In modern Native American culture, a “trickster” trope often appears in myths, oral traditions, recorded narratives, ceremonies, and historical accounts, although its purpose and role in society is ambiguous. To the First Peoples who owned the myths, these stories had educational, moral, and spiritual purposes that explained the natural phenomena of their environments, their histories and backgrounds, and their cultural lifeways. Anthropologist Paul Radin noted that “few myths have so wide a distribution as the . . . The Trickster. . . they belong to the oldest expression of mankind.” Radin suggested that the trickster myth-figure “is at one and the same time creator and destroyer, giver and negotiator . . . He possesses no values, moral or social, is at the mercy of his passions and appetites, yet through his actions all values come into being.”
Despite Radin's assertion that few other myths have continued with their basic content unchanged, this is generally not the case with the recorded trickster myths. In fact, as I will explain, many of the written trickster accounts have changed, changes that can be traced to the early contact accounts and descriptions recorded by the Europeans.
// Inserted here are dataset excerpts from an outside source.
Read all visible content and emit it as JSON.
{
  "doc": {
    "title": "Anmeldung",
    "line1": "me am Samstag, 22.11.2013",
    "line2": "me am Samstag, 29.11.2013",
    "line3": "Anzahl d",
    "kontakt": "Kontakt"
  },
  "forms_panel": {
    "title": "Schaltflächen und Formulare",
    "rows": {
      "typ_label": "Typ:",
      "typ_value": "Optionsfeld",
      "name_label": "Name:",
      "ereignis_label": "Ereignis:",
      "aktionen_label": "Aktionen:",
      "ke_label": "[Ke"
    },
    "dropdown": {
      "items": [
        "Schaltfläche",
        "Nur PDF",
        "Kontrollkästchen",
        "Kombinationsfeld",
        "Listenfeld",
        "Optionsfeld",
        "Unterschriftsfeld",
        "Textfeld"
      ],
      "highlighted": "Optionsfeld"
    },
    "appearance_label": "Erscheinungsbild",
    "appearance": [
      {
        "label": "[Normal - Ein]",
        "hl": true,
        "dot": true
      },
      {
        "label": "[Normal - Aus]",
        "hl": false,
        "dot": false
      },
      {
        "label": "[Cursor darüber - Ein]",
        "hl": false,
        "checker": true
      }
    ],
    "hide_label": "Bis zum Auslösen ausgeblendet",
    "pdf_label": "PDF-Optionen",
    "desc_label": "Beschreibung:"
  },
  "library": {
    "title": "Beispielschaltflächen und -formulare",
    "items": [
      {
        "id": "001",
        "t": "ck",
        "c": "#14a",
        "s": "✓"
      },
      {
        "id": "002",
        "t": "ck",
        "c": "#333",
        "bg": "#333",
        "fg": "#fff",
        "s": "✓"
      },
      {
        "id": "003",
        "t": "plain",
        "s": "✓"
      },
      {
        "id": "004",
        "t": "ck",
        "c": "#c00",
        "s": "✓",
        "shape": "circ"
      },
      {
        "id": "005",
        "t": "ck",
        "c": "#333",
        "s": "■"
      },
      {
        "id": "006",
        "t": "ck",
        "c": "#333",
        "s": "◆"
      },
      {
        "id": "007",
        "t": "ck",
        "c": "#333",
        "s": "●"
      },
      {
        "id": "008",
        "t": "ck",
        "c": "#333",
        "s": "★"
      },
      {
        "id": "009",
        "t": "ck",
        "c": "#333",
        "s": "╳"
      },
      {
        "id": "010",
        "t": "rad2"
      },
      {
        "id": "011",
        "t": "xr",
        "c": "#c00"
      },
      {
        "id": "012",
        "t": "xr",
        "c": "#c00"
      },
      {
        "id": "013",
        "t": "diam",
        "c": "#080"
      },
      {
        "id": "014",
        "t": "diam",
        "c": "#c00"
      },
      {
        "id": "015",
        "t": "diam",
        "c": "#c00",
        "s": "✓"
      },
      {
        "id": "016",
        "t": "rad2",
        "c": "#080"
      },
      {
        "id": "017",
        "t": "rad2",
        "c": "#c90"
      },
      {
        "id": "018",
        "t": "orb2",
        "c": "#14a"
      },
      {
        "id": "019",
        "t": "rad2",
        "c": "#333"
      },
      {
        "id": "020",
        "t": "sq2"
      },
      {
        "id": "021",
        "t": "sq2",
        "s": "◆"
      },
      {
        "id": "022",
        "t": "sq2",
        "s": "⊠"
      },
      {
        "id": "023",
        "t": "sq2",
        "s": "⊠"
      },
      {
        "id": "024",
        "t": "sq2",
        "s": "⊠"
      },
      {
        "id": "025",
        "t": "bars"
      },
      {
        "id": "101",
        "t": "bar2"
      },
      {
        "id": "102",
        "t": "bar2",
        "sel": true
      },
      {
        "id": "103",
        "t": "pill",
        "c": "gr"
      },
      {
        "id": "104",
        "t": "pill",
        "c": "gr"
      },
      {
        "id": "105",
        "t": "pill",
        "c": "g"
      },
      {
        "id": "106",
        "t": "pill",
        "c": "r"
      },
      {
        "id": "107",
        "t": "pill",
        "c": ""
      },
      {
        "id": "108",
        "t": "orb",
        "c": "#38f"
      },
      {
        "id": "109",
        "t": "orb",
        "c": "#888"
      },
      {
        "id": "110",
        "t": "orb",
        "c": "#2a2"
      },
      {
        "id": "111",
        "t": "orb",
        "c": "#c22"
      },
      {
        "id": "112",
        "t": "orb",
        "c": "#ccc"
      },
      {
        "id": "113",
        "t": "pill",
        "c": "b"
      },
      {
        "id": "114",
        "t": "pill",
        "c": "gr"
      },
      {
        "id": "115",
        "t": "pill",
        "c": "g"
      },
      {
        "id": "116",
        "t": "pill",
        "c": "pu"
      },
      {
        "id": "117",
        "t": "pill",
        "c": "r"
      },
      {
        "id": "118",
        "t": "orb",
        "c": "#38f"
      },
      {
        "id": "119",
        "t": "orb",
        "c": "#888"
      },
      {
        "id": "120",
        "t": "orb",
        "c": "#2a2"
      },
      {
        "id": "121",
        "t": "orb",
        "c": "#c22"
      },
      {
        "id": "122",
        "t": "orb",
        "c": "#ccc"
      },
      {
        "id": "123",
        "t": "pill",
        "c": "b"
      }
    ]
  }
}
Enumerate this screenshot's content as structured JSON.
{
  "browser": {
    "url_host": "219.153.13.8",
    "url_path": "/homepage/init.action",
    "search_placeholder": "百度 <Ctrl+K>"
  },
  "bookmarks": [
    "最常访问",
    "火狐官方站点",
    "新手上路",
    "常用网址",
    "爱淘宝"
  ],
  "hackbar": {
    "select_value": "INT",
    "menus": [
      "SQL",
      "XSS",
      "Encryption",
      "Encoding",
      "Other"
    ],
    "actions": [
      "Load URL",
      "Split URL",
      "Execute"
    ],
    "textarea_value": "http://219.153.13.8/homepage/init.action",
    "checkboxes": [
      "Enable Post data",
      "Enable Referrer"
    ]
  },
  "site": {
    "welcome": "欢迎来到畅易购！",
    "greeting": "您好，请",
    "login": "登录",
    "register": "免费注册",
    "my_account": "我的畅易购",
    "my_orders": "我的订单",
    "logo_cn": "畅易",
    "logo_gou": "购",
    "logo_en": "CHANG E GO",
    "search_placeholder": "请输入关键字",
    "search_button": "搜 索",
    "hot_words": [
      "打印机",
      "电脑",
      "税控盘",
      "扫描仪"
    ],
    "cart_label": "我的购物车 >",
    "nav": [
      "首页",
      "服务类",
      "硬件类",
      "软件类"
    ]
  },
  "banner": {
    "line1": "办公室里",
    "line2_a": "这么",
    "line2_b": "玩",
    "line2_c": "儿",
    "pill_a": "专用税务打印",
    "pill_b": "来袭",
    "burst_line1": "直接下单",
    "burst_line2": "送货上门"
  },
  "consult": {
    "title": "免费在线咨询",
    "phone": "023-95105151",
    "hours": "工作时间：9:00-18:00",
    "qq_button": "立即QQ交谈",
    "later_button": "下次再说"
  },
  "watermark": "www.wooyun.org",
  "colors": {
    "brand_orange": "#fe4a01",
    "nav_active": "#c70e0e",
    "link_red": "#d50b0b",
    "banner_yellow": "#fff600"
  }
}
In order to make sense of the modern trickster concept, and to determine if the missionaries and colonizers altered these myth-figures (whether inadvertently or not), I have sought the earliest forms of trickster, the tribal-specific, proto-trickster, human-animal myth-figures, and personified spirits that were collected by outsiders during early contact periods.
Moving away from theories that erroneously categorize these myth-figures and personified spirits into cross-cultural modern trickster, devil, Creator, and Great Spirit classification systems, I will present a clear representation of First Peoples’ actual beliefs.